For the women affected it’s a vindication - of sorts, says Kath Sansom, who set up Sling the Mesh and has suffered permanent damage to her coccyx as a result of the procedure. “Doctors tried to make us feel we were making a fuss about nothing.

“The latest publication in a scientific journal in September, using the NHS’s data, showed at least 10% of women implanted with this mesh suffer complications requiring overnight hospital treatment, and we know the real figure is much higher.”

Grandmother Jemima Williams, 57, has had 18 operations to remove fragments of the mesh since 2002, when it was implanted to treat her post-childbirth incontinence. Williams, who is married to a GP, suffers chronic pain, walks with a stick and has been told she will need a colostomy bag because of permanent nerve damage.

“There are many of us who have been told we can’t take legal action because it is too long after surgery,” she says. “We are going to start pressuring the government to lift the 10-year bar on litigation.”

The claims will centre on whether women were warned of the risks and so gave informed consent for the operation, whether surgeons botched the implants, and, most importantly, whether the mesh was suitable for use in the first place. Although the mesh starts off flexible, it seems to become brittle after implanting.
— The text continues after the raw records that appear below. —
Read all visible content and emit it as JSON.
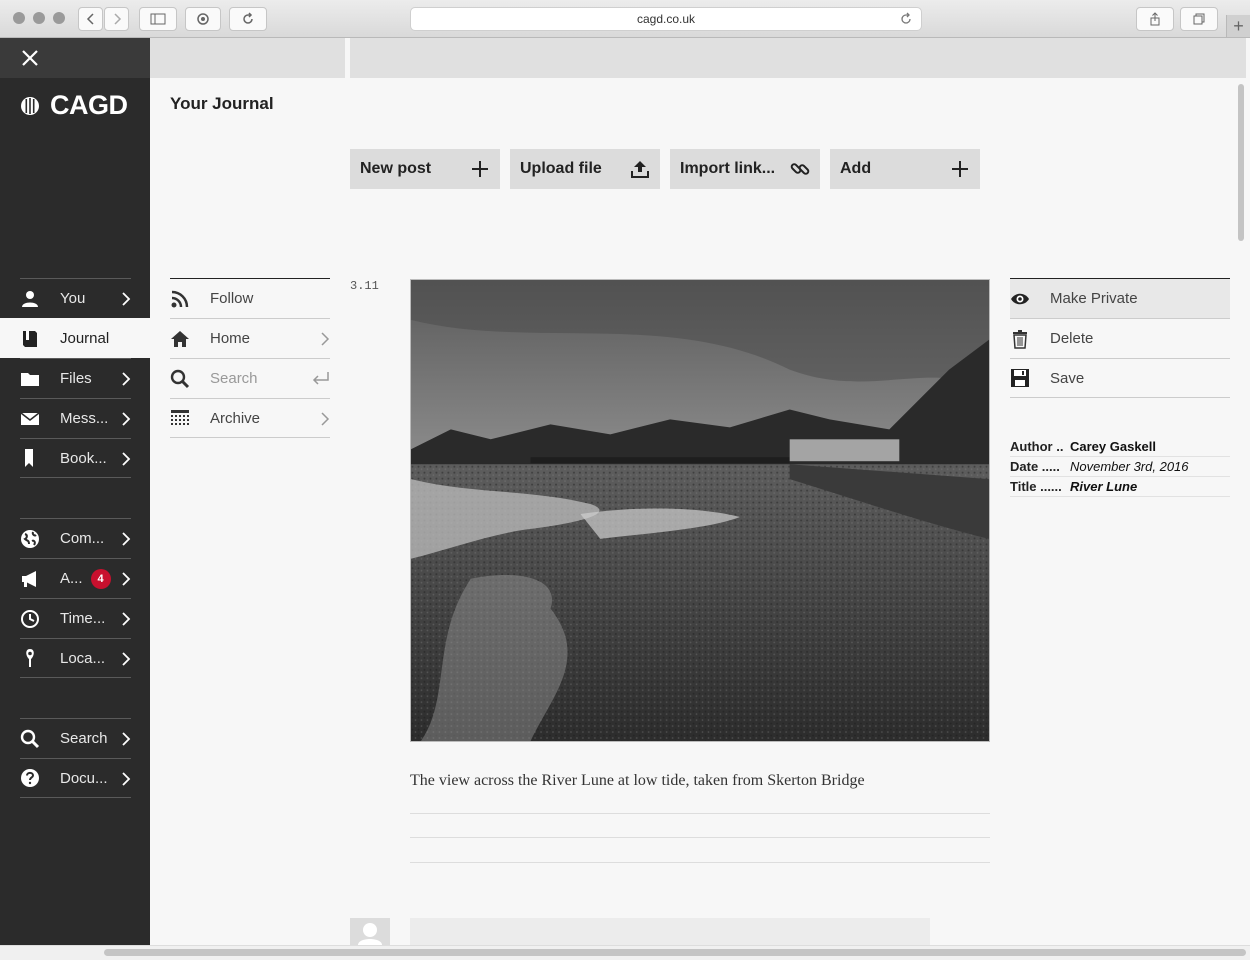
{
  "browser": {
    "url": "cagd.co.uk",
    "back_icon": "chevron-left-icon",
    "forward_icon": "chevron-right-icon",
    "newtab_label": "+"
  },
  "app": {
    "logo": "CAGD",
    "page_title": "Your Journal"
  },
  "sidebar": {
    "items": [
      {
        "label": "You",
        "icon": "person-icon"
      },
      {
        "label": "Journal",
        "icon": "journal-icon",
        "active": true
      },
      {
        "label": "Files",
        "icon": "folder-icon"
      },
      {
        "label": "Mess...",
        "icon": "envelope-icon"
      },
      {
        "label": "Book...",
        "icon": "bookmark-icon"
      },
      {
        "label": "Com...",
        "icon": "globe-icon"
      },
      {
        "label": "A...",
        "icon": "megaphone-icon",
        "badge": "4"
      },
      {
        "label": "Time...",
        "icon": "clock-icon"
      },
      {
        "label": "Loca...",
        "icon": "location-pin-icon"
      },
      {
        "label": "Search",
        "icon": "search-icon"
      },
      {
        "label": "Docu...",
        "icon": "help-icon"
      }
    ]
  },
  "actions": {
    "new_post": "New post",
    "upload_file": "Upload file",
    "import_link": "Import link...",
    "add": "Add"
  },
  "subnav": {
    "follow": "Follow",
    "home": "Home",
    "search_placeholder": "Search",
    "archive": "Archive"
  },
  "post": {
    "date": "3.11",
    "caption": "The view across the River Lune at low tide, taken from Skerton Bridge"
  },
  "tools": {
    "make_private": "Make Private",
    "delete": "Delete",
    "save": "Save"
  },
  "meta": {
    "author_label": "Author ..",
    "author": "Carey Gaskell",
    "date_label": "Date .....",
    "date": "November 3rd, 2016",
    "title_label": "Title ......",
    "title": "River Lune"
  },
  "colors": {
    "sidebar_bg": "#2b2b2b",
    "badge": "#c8102e",
    "button_bg": "#dcdcdc"
  }
}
Once it has broken up and begun to “migrate”, removal becomes near impossible without causing further damage.

Williams has been on a long waiting list to see Sohier Elneil, a consultant urogynaecologist at University College Hospital in London, who has developed a rare expertise in treating women whose meshes have disintegrated.
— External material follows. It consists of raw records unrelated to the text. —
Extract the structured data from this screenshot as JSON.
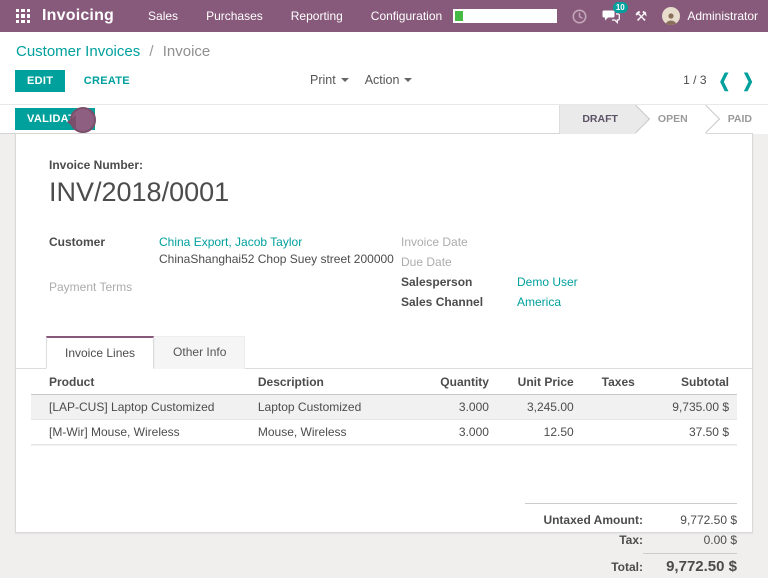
{
  "colors": {
    "brand_purple": "#875A7B",
    "accent_teal": "#00A09D",
    "timer_green": "#44b944",
    "status_active_bg": "#eaeaea",
    "click_indicator": "#8e5f80"
  },
  "navbar": {
    "app_name": "Invoicing",
    "menus": [
      "Sales",
      "Purchases",
      "Reporting",
      "Configuration"
    ],
    "badge_count": "10",
    "tools_glyph": "⚒",
    "user": "Administrator"
  },
  "breadcrumb": {
    "parent": "Customer Invoices",
    "separator": "/",
    "current": "Invoice"
  },
  "control_panel": {
    "edit": "EDIT",
    "create": "CREATE",
    "print": "Print",
    "action": "Action",
    "pager_text": "1 / 3",
    "pager_prev": "❮",
    "pager_next": "❯"
  },
  "statusbar": {
    "validate": "VALIDATE",
    "steps": [
      {
        "label": "DRAFT"
      },
      {
        "label": "OPEN"
      },
      {
        "label": "PAID"
      }
    ]
  },
  "invoice": {
    "number_label": "Invoice Number:",
    "number": "INV/2018/0001",
    "customer_label": "Customer",
    "customer_value": "China Export, Jacob Taylor",
    "customer_address": "ChinaShanghai52 Chop Suey street 200000",
    "payment_terms_label": "Payment Terms",
    "invoice_date_label": "Invoice Date",
    "due_date_label": "Due Date",
    "salesperson_label": "Salesperson",
    "salesperson_value": "Demo User",
    "sales_channel_label": "Sales Channel",
    "sales_channel_value": "America",
    "tabs": [
      "Invoice Lines",
      "Other Info"
    ],
    "table_headers": {
      "product": "Product",
      "description": "Description",
      "quantity": "Quantity",
      "unit_price": "Unit Price",
      "taxes": "Taxes",
      "subtotal": "Subtotal"
    },
    "lines": [
      {
        "product": "[LAP-CUS] Laptop Customized",
        "description": "Laptop Customized",
        "quantity": "3.000",
        "unit_price": "3,245.00",
        "taxes": "",
        "subtotal": "9,735.00 $"
      },
      {
        "product": "[M-Wir] Mouse, Wireless",
        "description": "Mouse, Wireless",
        "quantity": "3.000",
        "unit_price": "12.50",
        "taxes": "",
        "subtotal": "37.50 $"
      }
    ],
    "totals": {
      "untaxed_label": "Untaxed Amount:",
      "untaxed_value": "9,772.50 $",
      "tax_label": "Tax:",
      "tax_value": "0.00 $",
      "total_label": "Total:",
      "total_value": "9,772.50 $"
    }
  }
}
“Removing this material is a real problem and has now become a major part of my clinical practice,” Elneil says.

Carl Heneghan, a professor of evidence-based medicine at Oxford University and a campaigner for better regulation of medical devices, says these women were suffering terribly.
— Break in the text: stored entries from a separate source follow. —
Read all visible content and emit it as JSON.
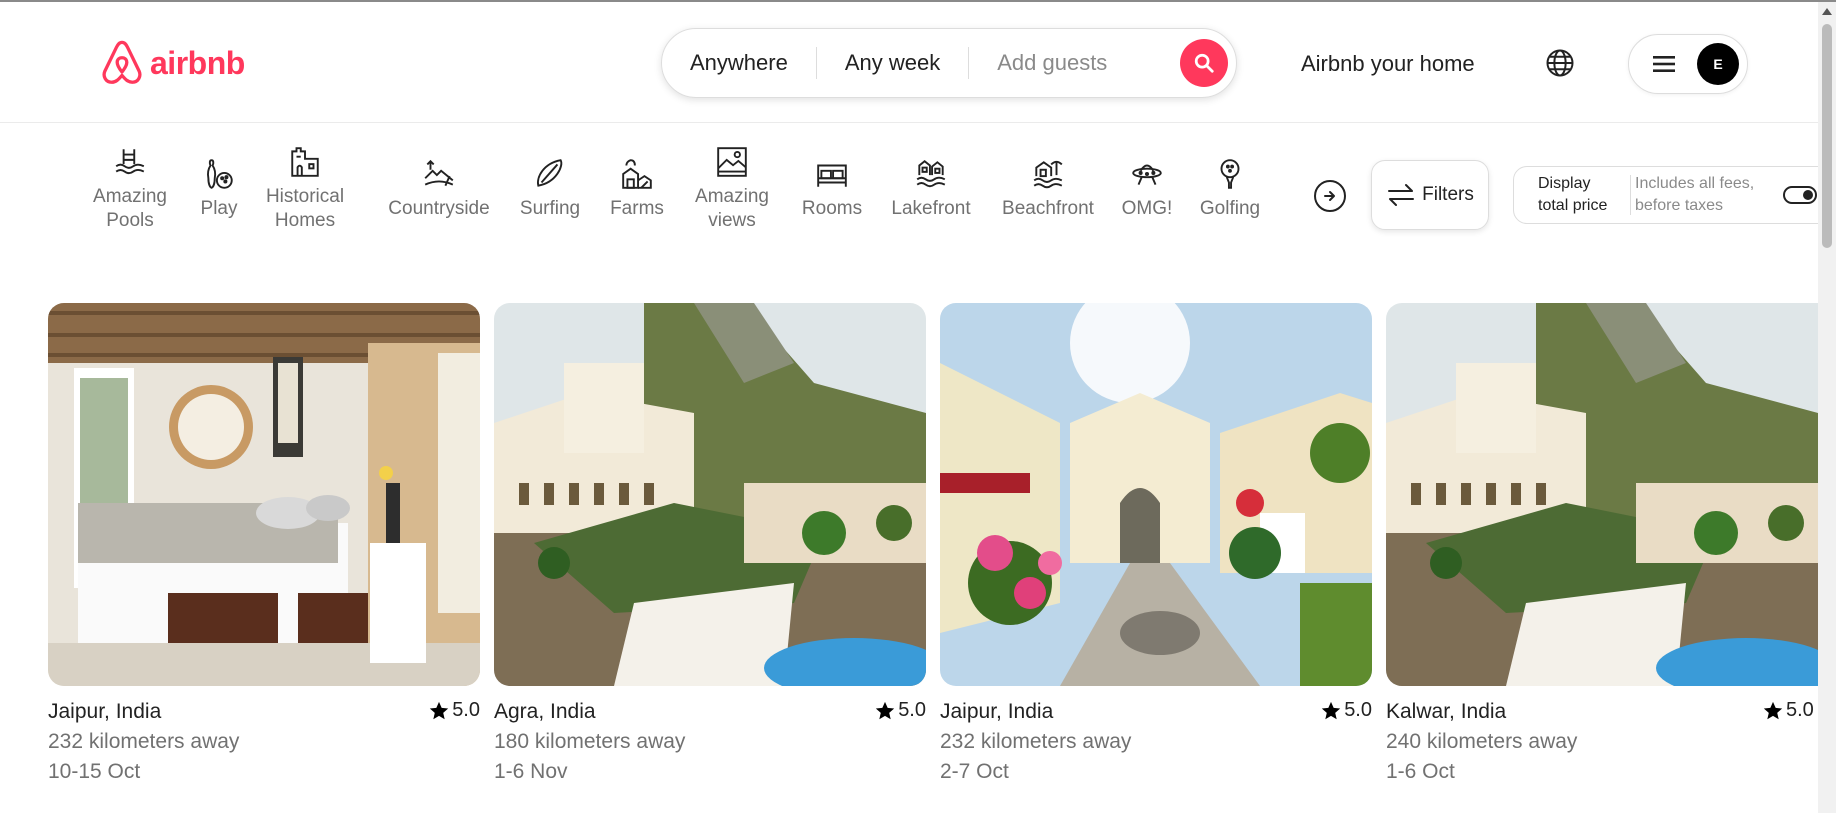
{
  "brand": {
    "name": "airbnb",
    "color": "#ff385c"
  },
  "search": {
    "where": "Anywhere",
    "when": "Any week",
    "guests_placeholder": "Add guests"
  },
  "header": {
    "host_link": "Airbnb your home",
    "avatar_initial": "E"
  },
  "categories": [
    {
      "label_line1": "Amazing",
      "label_line2": "Pools",
      "icon": "pool-icon"
    },
    {
      "label_line1": "Play",
      "label_line2": "",
      "icon": "bowling-icon"
    },
    {
      "label_line1": "Historical",
      "label_line2": "Homes",
      "icon": "historical-home-icon"
    },
    {
      "label_line1": "Countryside",
      "label_line2": "",
      "icon": "countryside-icon"
    },
    {
      "label_line1": "Surfing",
      "label_line2": "",
      "icon": "surfboard-icon"
    },
    {
      "label_line1": "Farms",
      "label_line2": "",
      "icon": "farm-icon"
    },
    {
      "label_line1": "Amazing",
      "label_line2": "views",
      "icon": "view-icon"
    },
    {
      "label_line1": "Rooms",
      "label_line2": "",
      "icon": "bed-icon"
    },
    {
      "label_line1": "Lakefront",
      "label_line2": "",
      "icon": "lakefront-icon"
    },
    {
      "label_line1": "Beachfront",
      "label_line2": "",
      "icon": "beach-icon"
    },
    {
      "label_line1": "OMG!",
      "label_line2": "",
      "icon": "ufo-icon"
    },
    {
      "label_line1": "Golfing",
      "label_line2": "",
      "icon": "golf-icon"
    }
  ],
  "filters": {
    "label": "Filters"
  },
  "price_toggle": {
    "main_line1": "Display",
    "main_line2": "total price",
    "sub_line1": "Includes all fees,",
    "sub_line2": "before taxes",
    "enabled": false
  },
  "listings": [
    {
      "location": "Jaipur, India",
      "rating": "5.0",
      "distance": "232 kilometers away",
      "dates": "10-15 Oct"
    },
    {
      "location": "Agra, India",
      "rating": "5.0",
      "distance": "180 kilometers away",
      "dates": "1-6 Nov"
    },
    {
      "location": "Jaipur, India",
      "rating": "5.0",
      "distance": "232 kilometers away",
      "dates": "2-7 Oct"
    },
    {
      "location": "Kalwar, India",
      "rating": "5.0",
      "distance": "240 kilometers away",
      "dates": "1-6 Oct"
    }
  ]
}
Heneghan says the use of the tape for pelvic prolapse was accepted by the Medicines and Healthcare Products Regulatory Agency (MHRA) in 2005, after what he says was minimal testing of one year.

“Why, in the first place, didn’t they say the mesh should only be used in the context of research?” he told Good Health. “Why has the MHRA spent 12 years ignoring the evidence this mesh is dangerous?”

Kath Sansom says there has been no guidance on what women who already have the mesh should now do.

“Should they be demanding to have it removed, or what?” she asks. “We know it can break up more than 10 years after it’s implanted. Lots of women, including those who don’t have problems, must now be very worried.”

Meanwhile, women with incontinence or prolapse are in the dark about whether or not they should accept a mesh implant, or insist on being referred to a consultant with the skills to do a “native tissue” repair.

This procedure, which involves complex internal stitching, has fallen out of favour since the introduction of the mesh, which seemed to offer a quicker and cheaper alternative.